In 1972, Green, Newman, and Stoller published Treatment of Boyhood "Transsexualism" , which detailed attempts to prevent young children from growing up to be transgender based on the observation that attempts to change gender failed in older children. The treatment involved having the parents discourage feminine behavior and making sure they don't inadvertently encourage it, having the father take a more active role in the child's life as a masculine role model, and having the mother not be "overly close" with the child.

In his most notable contribution, Perversion (1975), Stoller attempts to illuminate the dynamics of sexual perversion and normalize it. Stoller suggests that perversion inevitably entails an expression of unconscious aggression in the form of revenge against a person who, in early years, made some form of threat to the child's core gender identity, either in the form of overt trauma or through the frustrations of the Oedipal conflict.

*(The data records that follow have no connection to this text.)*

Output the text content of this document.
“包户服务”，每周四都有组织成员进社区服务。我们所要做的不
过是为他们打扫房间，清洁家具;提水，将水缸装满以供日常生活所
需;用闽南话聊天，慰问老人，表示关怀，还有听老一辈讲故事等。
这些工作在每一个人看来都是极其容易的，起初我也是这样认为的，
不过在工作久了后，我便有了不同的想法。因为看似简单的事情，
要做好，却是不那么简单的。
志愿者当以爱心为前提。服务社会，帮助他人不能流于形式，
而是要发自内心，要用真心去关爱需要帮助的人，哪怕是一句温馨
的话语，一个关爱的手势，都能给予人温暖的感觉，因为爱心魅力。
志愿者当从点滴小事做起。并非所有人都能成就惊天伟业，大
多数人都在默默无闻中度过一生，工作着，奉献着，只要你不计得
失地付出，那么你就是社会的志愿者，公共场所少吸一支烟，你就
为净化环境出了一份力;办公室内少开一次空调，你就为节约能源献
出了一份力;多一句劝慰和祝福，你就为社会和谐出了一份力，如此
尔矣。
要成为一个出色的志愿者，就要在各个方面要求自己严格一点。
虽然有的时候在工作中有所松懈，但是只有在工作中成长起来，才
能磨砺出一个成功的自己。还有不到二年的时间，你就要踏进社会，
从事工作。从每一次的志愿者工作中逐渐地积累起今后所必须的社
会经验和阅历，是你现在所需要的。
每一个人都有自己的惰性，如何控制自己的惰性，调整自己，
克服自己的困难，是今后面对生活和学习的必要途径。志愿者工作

In Sexual Excitement (1979), Stoller finds the same perverse dynamics at work in all sexual excitement on a continuum from overt aggression to subtle fantasy. In focusing on the unconscious fantasy, and not the behavior, Stoller provides a way of analyzing the mental dynamics of sexuality, what he terms "erotics," while simultaneously de-emphasizing the pathology of any particular form of behavior. Stoller does not consider homosexuality as a monolithic behavior but rather as a range of sexual styles as diverse as heterosexuality. Many of Stoller's books, like Splitting (1973), are devoted to the documentation of the interviews on which he based his research.

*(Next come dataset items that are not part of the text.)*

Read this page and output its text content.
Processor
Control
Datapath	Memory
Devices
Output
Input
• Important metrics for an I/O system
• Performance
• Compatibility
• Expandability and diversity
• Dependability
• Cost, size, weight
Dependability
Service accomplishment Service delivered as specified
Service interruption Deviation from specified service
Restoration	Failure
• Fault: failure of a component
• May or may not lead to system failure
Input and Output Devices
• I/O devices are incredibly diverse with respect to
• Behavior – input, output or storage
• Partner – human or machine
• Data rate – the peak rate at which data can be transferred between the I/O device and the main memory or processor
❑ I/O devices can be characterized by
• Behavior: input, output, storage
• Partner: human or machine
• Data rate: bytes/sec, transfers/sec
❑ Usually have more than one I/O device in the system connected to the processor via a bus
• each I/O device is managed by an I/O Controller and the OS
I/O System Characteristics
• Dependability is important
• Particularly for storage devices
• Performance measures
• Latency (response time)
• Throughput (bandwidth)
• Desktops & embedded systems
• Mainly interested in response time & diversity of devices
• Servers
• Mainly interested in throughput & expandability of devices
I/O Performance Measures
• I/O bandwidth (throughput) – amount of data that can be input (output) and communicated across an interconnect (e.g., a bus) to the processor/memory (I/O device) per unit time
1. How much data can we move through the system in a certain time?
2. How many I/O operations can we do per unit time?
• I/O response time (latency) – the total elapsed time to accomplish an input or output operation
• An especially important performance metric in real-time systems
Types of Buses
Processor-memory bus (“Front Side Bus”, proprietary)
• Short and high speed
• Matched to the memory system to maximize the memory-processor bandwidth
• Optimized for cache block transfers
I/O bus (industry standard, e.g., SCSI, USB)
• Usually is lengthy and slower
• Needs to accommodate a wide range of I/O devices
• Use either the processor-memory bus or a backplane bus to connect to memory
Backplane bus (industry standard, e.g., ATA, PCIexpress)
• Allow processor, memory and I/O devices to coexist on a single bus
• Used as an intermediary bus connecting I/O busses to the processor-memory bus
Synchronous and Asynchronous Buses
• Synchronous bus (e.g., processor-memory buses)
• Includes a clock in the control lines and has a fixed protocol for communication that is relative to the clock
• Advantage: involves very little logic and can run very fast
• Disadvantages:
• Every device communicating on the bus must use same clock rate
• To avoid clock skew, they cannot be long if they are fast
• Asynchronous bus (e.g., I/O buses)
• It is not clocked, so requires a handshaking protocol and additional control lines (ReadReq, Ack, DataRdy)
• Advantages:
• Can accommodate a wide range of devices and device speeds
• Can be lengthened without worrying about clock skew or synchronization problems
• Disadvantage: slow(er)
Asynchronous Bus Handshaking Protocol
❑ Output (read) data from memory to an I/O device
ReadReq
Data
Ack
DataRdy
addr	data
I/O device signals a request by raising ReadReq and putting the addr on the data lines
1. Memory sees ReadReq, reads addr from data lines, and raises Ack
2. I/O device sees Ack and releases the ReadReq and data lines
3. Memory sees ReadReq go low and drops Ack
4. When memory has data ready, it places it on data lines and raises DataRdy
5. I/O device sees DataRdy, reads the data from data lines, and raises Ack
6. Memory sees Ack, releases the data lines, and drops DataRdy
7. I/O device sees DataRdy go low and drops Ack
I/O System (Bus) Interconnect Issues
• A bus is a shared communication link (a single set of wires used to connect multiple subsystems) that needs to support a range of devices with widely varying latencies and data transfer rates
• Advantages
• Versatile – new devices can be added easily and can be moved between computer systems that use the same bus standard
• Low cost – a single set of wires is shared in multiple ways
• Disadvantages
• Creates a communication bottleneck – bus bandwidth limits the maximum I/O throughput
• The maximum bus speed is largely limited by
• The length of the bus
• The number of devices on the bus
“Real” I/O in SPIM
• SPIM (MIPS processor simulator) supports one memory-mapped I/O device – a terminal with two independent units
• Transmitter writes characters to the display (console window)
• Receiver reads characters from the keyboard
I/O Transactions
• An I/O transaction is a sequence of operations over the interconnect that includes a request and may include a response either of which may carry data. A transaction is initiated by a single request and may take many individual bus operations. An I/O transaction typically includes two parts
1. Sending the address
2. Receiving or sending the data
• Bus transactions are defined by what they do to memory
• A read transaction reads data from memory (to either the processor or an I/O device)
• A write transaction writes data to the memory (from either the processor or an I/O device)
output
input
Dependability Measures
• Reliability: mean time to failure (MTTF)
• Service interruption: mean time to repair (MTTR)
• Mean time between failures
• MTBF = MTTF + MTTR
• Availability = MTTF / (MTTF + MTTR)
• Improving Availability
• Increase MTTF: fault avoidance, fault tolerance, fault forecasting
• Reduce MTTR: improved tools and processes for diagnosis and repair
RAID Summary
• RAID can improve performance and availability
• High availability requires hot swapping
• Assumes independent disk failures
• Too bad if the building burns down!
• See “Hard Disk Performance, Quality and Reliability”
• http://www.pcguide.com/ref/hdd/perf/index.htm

Stoller died in a traffic accident near his home in 1991.

==Selected publications==
- Stoller, Robert; Sex and Gender: On the Development of Masculinity and Femininity, Science House, New York City (1968) 383 p.
- Stoller, Robert; Sex and Gender: the Transsexual Experiment, Hogarth Press, (1968) 328 p.
- Stoller, Robert; Splitting: A Case of Female Masculinity, Quadrangle, New York, (1973) 395 p.
- Stoller, Robert; Perversion: The Erotic Form of Hatred, Pantheon, New York, (1975), 240 p.
- Stoller, Robert; Sexual Excitement: Dynamics of Erotic Life, Pantheon, New York (1979), 281 p.
- Stoller, Robert; Presentations of Gender, Yale University Press (1985), 219 p.
- Stoller, Robert; Observing the Erotic Imagination, Yale University Press, New Haven, (1985), 228 p.
- Stoller, Robert; Pain & Passion. A Psychoanalyst Explores the World of S & M, Plenum Press, New York, (1991), 306p.
- Herdt, Gilbert, & Robert. J. Stoller, Intimate Communications: Erotics and the Study of Culture, New York, Columbia University Press (1990), 467 p.